Anti HTLV-III and Anti T-Cell Antibodies in AIDS and ARC Patients

The number of surface immunoglobulins (SIg)-positive lymphocytes was found to increase when normal lymphocytes were incubated with sera of AIDS or ARC patients. These circulating antilymphocyte antibodies were selectively reactive with 0KT4- but not with 0KT8-staining T-cells. In the present study, AIDS, ARC and control patients were evaluated for antilymphocyte antibodies, anti HTLV-III antibodies and helper/suppressor (h/s) T-cell ratios. In the AIDS group, 23 of 24 patients had circulating HTLV-III antibodies, 24 of 24 showed markedly decreased h/s T-cell ratios and 19 of 21 patients showed marked elevation of anti-lymphocyte antibodies.
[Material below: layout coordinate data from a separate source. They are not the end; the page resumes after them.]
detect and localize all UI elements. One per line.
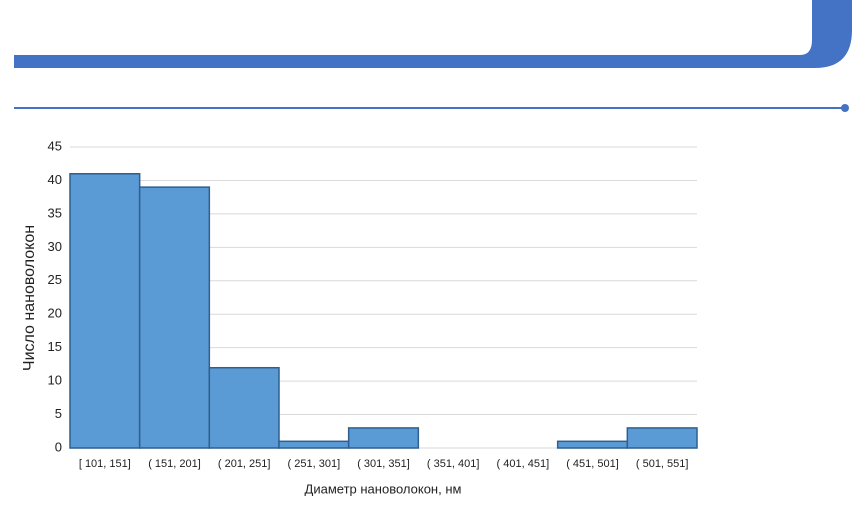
- x-axis-label: Диаметр нановолокон, нм: [305, 481, 462, 496]
- y-tick-label: 10: [48, 373, 62, 388]
- y-tick-label: 20: [48, 306, 62, 321]
- x-tick-label: ( 201, 251]: [218, 458, 271, 470]
- bar: [69, 173, 141, 449]
- bar: [347, 427, 420, 449]
- x-tick-label: ( 501, 551]: [636, 458, 689, 470]
- bar: [278, 440, 350, 449]
- y-axis-label: Число нановолокон: [21, 225, 38, 371]
- header-banner: [14, 0, 852, 68]
- x-tick-label: ( 351, 401]: [427, 458, 480, 470]
- y-tick-label: 25: [48, 272, 62, 287]
- y-tick-label: 35: [48, 205, 62, 220]
- x-tick-label: ( 301, 351]: [357, 458, 410, 470]
- bar: [556, 440, 629, 449]
- y-tick-label: 45: [48, 138, 62, 153]
- bar: [138, 186, 211, 449]
- y-tick-label: 30: [48, 239, 62, 254]
- x-tick-label: ( 401, 451]: [497, 458, 550, 470]
- divider-dot: [841, 104, 849, 112]
- bar: [626, 427, 698, 449]
- x-tick-label: ( 451, 501]: [566, 458, 619, 470]
- x-tick-label: [ 101, 151]: [79, 458, 131, 470]
- y-tick-label: 15: [48, 339, 62, 354]
- y-tick-label: 5: [55, 406, 62, 421]
- bar: [208, 366, 280, 449]
- x-tick-label: ( 251, 301]: [288, 458, 341, 470]
- y-tick-label: 40: [48, 172, 62, 187]
- x-tick-label: ( 151, 201]: [148, 458, 201, 470]
- y-tick-label: 0: [55, 439, 62, 454]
In contrast, in control patients, none of 14 had HTLV-III antibodies, 13 of 14 had normal h/s T-cell ratios and 3 of 11 showed small increases in antilymphocyte antibodies. In the ARC group, 16 of 16 had circulating anti HTLV-III antibodies. 11 of 15 had decreased h/s T-cell ratios and 6 of 11 showed elevated anti T-cell antibodies. The correlations obtained between these tests and clinical diagnoses indicate their potential usefulness in the detection and monitoring of AIDS and ARC patients.